FUENTE FORMAL: LEY 1607 DE 2012 – ARTICULO 147 / LEY 1607 DE 2012 –
ARTICULO 148 NUMERAL 1 LITERAL B
NOTA DE RELATORIA: Sobre la noción de los medios de control se cita a Hernando Devis Echandía, Compendio de Derecho Procesal – Teoría General del Proceso, Tomo I, duodécima edición, Pág. 82-83
RÉGIMEN JURÍDICO EN MATERIA TRIBUTARIA – Alcance. Se estructura en la condición normativa y prevalente de las normas constitucionales / PRINCIPIO DE SUPREMACÍA CONSTITUCIONAL EN EL PROCESO TRIBUTARIO – Noción. Incorpora el principio de legalidad de forma estricta / FACULTAD REGLAMENTARIA DEL EJECUTIVO – Finalidad. Permite la cumplida ejecución de las leyes / PRINCIPIO DE LEGALIDAD CON PRIMACIA CONSTITUCIONAL – Elementos. Es principio estructural del orden jurídico y fuente primaria en la producción del derecho / ACTO NORMATIVO O REGLAMENTO – Objeto. Participa en la formación del ordenamiento / PRIINCIPIOS GENERALES QUE REGULAN LA FACULTAD REGLAMENTARIA – Alcance / FACULTAD O FUNCIÓN REGLAMENTARIA DEL GOBIERNO NACIONAL – Limites. No existe para complementar la ley sino para asegurar la aplicación de la misma Los artículos 147 y 148 de la Ley 1607 de 2012 que acaban de comentarse, fueron reglamentados por los artículos 3 y 6 del Decreto 0699 del 12 de abril de 2013. A la luz del artículo 1º de la Constitución Política, Colombia es un Estado de Derecho. Bajo esta premisa el constituyente ordenó el sometimiento permanente del Estado al régimen jurídico derivado de las distintas fuentes normativas, reconociendo la
primacía de la Carta Política frente a las demás normas que integran el ordenamiento jurídico colombiano (arts. 4 y 241 ibídem). La sumisión al derecho prevista constitucionalmente, incorpora el principio de legalidad en su forma estricta, es decir, como subordinación de los poderes públicos a la ley en el sentido formal con que la define el artículo 4 del Código Civil, y los artículos 6, 121 y 123 de la Carta Política, perfilaron dicho principio.

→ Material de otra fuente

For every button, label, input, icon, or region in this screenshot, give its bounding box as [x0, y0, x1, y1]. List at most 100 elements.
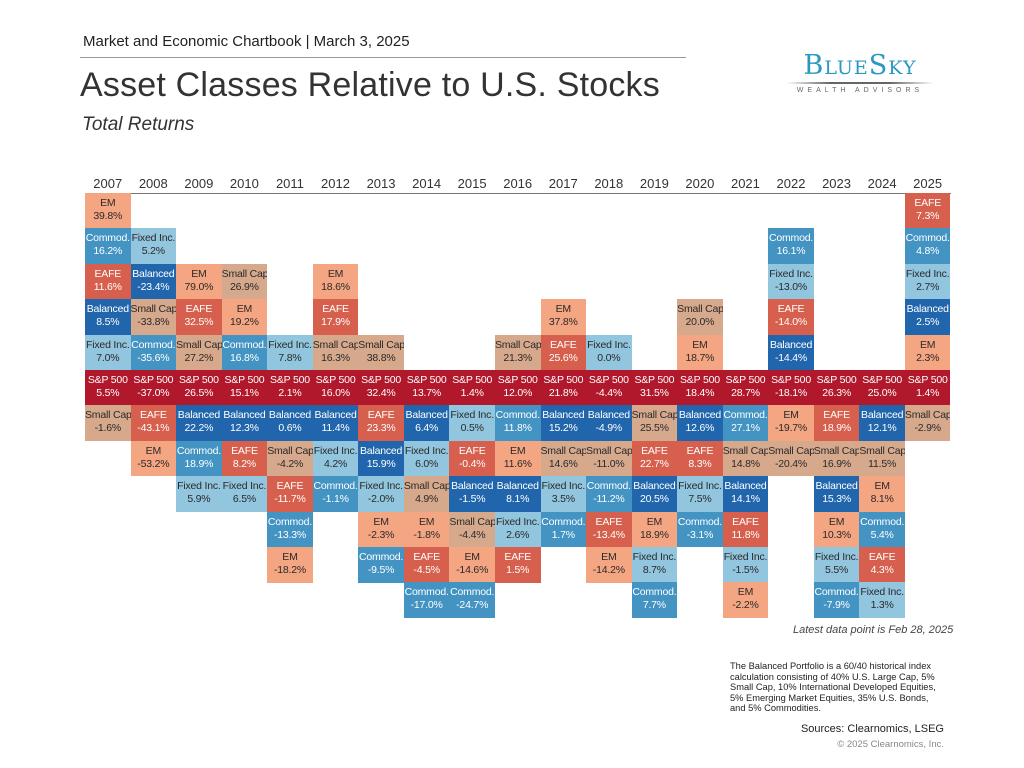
- asset-class-chart: 2007 EM 39.8% Commod. 16.2% EAFE 11.6% Balanced…: [85, 170, 951, 620]
- tile-value: -43.1%: [137, 422, 170, 435]
- tile-label: S&P 500: [361, 374, 402, 386]
- tile-fixed-inc-: Fixed Inc. 2.6%: [494, 511, 541, 548]
- tile-value: -11.7%: [274, 493, 306, 506]
- tile-value: 27.2%: [184, 351, 214, 364]
- page-subtitle: Total Returns: [82, 114, 195, 135]
- tile-value: -2.0%: [367, 493, 395, 506]
- tile-eafe: EAFE 4.3%: [859, 547, 905, 583]
- tile-value: -13.4%: [592, 528, 625, 541]
- tile-value: 21.3%: [503, 351, 533, 364]
- tile-sp-500: S&P 500 -37.0%: [130, 370, 177, 406]
- tile-sp-500: S&P 500 2.1%: [267, 370, 313, 406]
- tile-fixed-inc-: Fixed Inc. 5.9%: [176, 476, 222, 512]
- tile-commod-: Commod. -11.2%: [586, 476, 632, 512]
- year-label-2021: 2021: [730, 176, 760, 191]
- tile-label: EM: [464, 551, 481, 563]
- tile-label: Balanced: [815, 480, 858, 493]
- tile-value: -4.4%: [595, 387, 623, 399]
- tile-label: EAFE: [732, 515, 759, 528]
- tile-small-cap: Small Cap 11.5%: [859, 440, 905, 477]
- tile-label: Balanced: [177, 409, 220, 422]
- tile-label: EM: [555, 303, 572, 316]
- tile-fixed-inc-: Fixed Inc. 7.0%: [85, 334, 131, 371]
- tile-fixed-inc-: Fixed Inc. 0.5%: [449, 405, 495, 441]
- tile-balanced: Balanced 8.1%: [494, 476, 541, 512]
- tile-small-cap: Small Cap -4.4%: [449, 511, 495, 548]
- tile-value: 15.1%: [230, 387, 259, 399]
- tile-em: EM 11.6%: [494, 440, 541, 477]
- tile-eafe: EAFE -4.5%: [403, 547, 450, 583]
- tile-value: 79.0%: [184, 280, 214, 293]
- tile-label: Balanced: [405, 409, 448, 422]
- tile-value: 1.5%: [506, 564, 530, 576]
- tile-value: 14.8%: [731, 457, 760, 470]
- tile-label: Balanced: [861, 409, 904, 422]
- tile-commod-: Commod. 16.1%: [768, 228, 814, 264]
- tile-label: EM: [783, 409, 799, 422]
- tile-value: 23.3%: [366, 422, 396, 435]
- tile-em: EM 37.8%: [540, 299, 587, 335]
- tile-label: S&P 500: [133, 374, 174, 386]
- tile-label: S&P 500: [816, 374, 857, 386]
- tile-value: 16.3%: [321, 351, 350, 364]
- tile-eafe: EAFE 22.7%: [631, 440, 678, 477]
- tile-label: Commod.: [222, 338, 267, 351]
- tile-label: Balanced: [268, 409, 312, 422]
- tile-value: 18.9%: [822, 422, 851, 435]
- tile-label: Fixed Inc.: [404, 444, 449, 457]
- tile-label: Fixed Inc.: [905, 267, 950, 280]
- tile-label: S&P 500: [315, 374, 356, 386]
- tile-balanced: Balanced 8.5%: [85, 299, 131, 335]
- tile-label: Balanced: [906, 303, 949, 316]
- copyright: © 2025 Clearnomics, Inc.: [837, 739, 944, 750]
- tile-value: 7.8%: [278, 351, 302, 364]
- tile-commod-: Commod. -24.7%: [449, 582, 495, 618]
- year-label-2012: 2012: [321, 176, 350, 191]
- tile-commod-: Commod. 11.8%: [494, 405, 541, 441]
- tile-label: Fixed Inc.: [814, 551, 859, 563]
- tile-label: EM: [920, 338, 936, 351]
- tile-balanced: Balanced 12.6%: [677, 405, 723, 441]
- tile-value: -4.5%: [413, 564, 440, 576]
- tile-sp-500: S&P 500 25.0%: [859, 370, 905, 406]
- tile-label: S&P 500: [862, 374, 903, 386]
- tile-value: 7.3%: [916, 210, 940, 222]
- tile-value: 6.0%: [415, 457, 439, 470]
- year-label-2011: 2011: [275, 176, 304, 191]
- tile-value: 11.4%: [321, 422, 350, 435]
- tile-value: 8.1%: [506, 493, 530, 506]
- tile-small-cap: Small Cap -33.8%: [130, 299, 177, 335]
- tile-label: Balanced: [451, 480, 494, 493]
- tile-value: 38.8%: [366, 351, 396, 364]
- tile-value: 31.5%: [640, 387, 669, 399]
- tile-eafe: EAFE -0.4%: [449, 440, 495, 477]
- tile-value: 20.5%: [640, 493, 669, 506]
- tile-value: 32.4%: [366, 387, 396, 399]
- tile-label: Commod.: [768, 232, 814, 245]
- tile-label: Small Cap: [130, 303, 177, 316]
- tile-value: 11.6%: [503, 457, 532, 470]
- tile-sp-500: S&P 500 18.4%: [677, 370, 723, 406]
- tile-sp-500: S&P 500 26.5%: [176, 370, 222, 406]
- tile-commod-: Commod. 16.8%: [221, 334, 268, 371]
- logo-wordmark: BlueSky: [803, 50, 917, 81]
- tile-value: 8.2%: [232, 457, 256, 470]
- tile-value: 25.5%: [640, 422, 669, 435]
- tile-value: 25.0%: [867, 387, 897, 399]
- tile-eafe: EAFE 8.3%: [677, 440, 723, 477]
- tile-balanced: Balanced -23.4%: [130, 263, 177, 300]
- tile-fixed-inc-: Fixed Inc. 5.2%: [130, 228, 177, 264]
- tile-value: 16.1%: [776, 245, 806, 258]
- tile-value: 12.1%: [867, 422, 897, 435]
- tile-sp-500: S&P 500 12.0%: [494, 370, 541, 406]
- tile-value: -14.2%: [592, 564, 625, 576]
- logo-tagline: WEALTH ADVISORS: [796, 87, 924, 94]
- tile-label: EM: [145, 444, 162, 457]
- year-label-2023: 2023: [822, 176, 851, 191]
- tile-value: 4.2%: [323, 457, 348, 470]
- tile-small-cap: Small Cap 25.5%: [631, 405, 678, 441]
- tile-label: Balanced: [724, 480, 767, 493]
- tile-commod-: Commod. -9.5%: [358, 547, 404, 583]
- tile-em: EM 10.3%: [813, 511, 860, 548]
- tile-label: Balanced: [769, 338, 813, 351]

Ahora bien, al disponer las funciones del Presidente de la República como suprema autoridad administrativa, el numeral 11 del artículo 189 de la CP incluyó el ejercicio de la potestad reglamentaria, mediante la expedición de decreto, resoluciones y órdenes necesarias para la cumplida ejecución de las leyes. En el contexto del principio de legalidad con primacía constitucional que ya se enunció, dichos reglamentos son parámetros jurídicos acatables, pero dentro de un orden de jerarquía que comienza con la Constitución, como fuente suprema en la que se funda el orden jurídico del Estado, continúa con la ley, como marco normativo que contiene regulaciones generales limitadas por la Constitución, y termina con las disposiciones reglamentarias encargadas de desarrollar y ejecutar las normas legales, como fuente primaria en la producción del derecho. Lo anterior porque, no sobra precisar, la teoría de la formación del derecho pregona que el conjunto de normas que conforman el derecho de un país, no es desordenado sino que corresponde a un ordenamiento jerárquico en el cual unas normas dependen de otras según su importancia. Desde esta óptica, cada
disposición ejecutiva debe atender el rango normativo inmediatamente superior, con el fin último de dar coherencia y armonía al orden jurídico legal y constitucionalmente establecido. Esa plena sujeción, resulta ser la condición material de contenido de los reglamentos, órdenes y/o cualquier otra expresión de voluntad administrativa. La doctrina ha dicho que, a través de los reglamentos, la Administración participa en la formación del ordenamiento, determinando los aspectos o detalles que el legislador no consideró necesario regular por no tener carácter sustancial, o que no podía regular porque el constituyente lo limitó a emitir parámetros generales sobre determinadas materias. Por su parte, la jurisprudencia ha indicado que la ley sienta los principios generales y el decreto reglamentario los desenvuelve en todos sus pormenores, de modo que el contenido legal desarrollado es, en últimas, el que determina el alcance del poder de reglamentación. Lo anterior no significa que los reglamentos complementen la Ley, pues la expresión de esa voluntad general es exclusiva del órgano de representación popular y, como tal, es norma originaria por excelencia que dispone desde sí misma. Así, el reglamento no puede tener objeto distinto a asegurar la aplicación de la ley que desarrolla, con la regulación de los principios que ella formula, sin mutarla, ampliarla, modificarla, sustituirla o restringirla. Estas limitantes surgen de la necesidad de cumplir debidamente la fuente legal pues, ante el fin categórico del poder reglamentario (ejecutar la Ley), se entiende que el mismo sólo se justifica en la medida de que la ley carezca de los parámetros necesarios para su cabal aplicación. De acuerdo con
tal concepción, el ejecutivo no puede realizar regulaciones autónomas e independientes por potestad reglamentaria, sino, se insiste, siempre con base en la ley y en ejecución de la misma.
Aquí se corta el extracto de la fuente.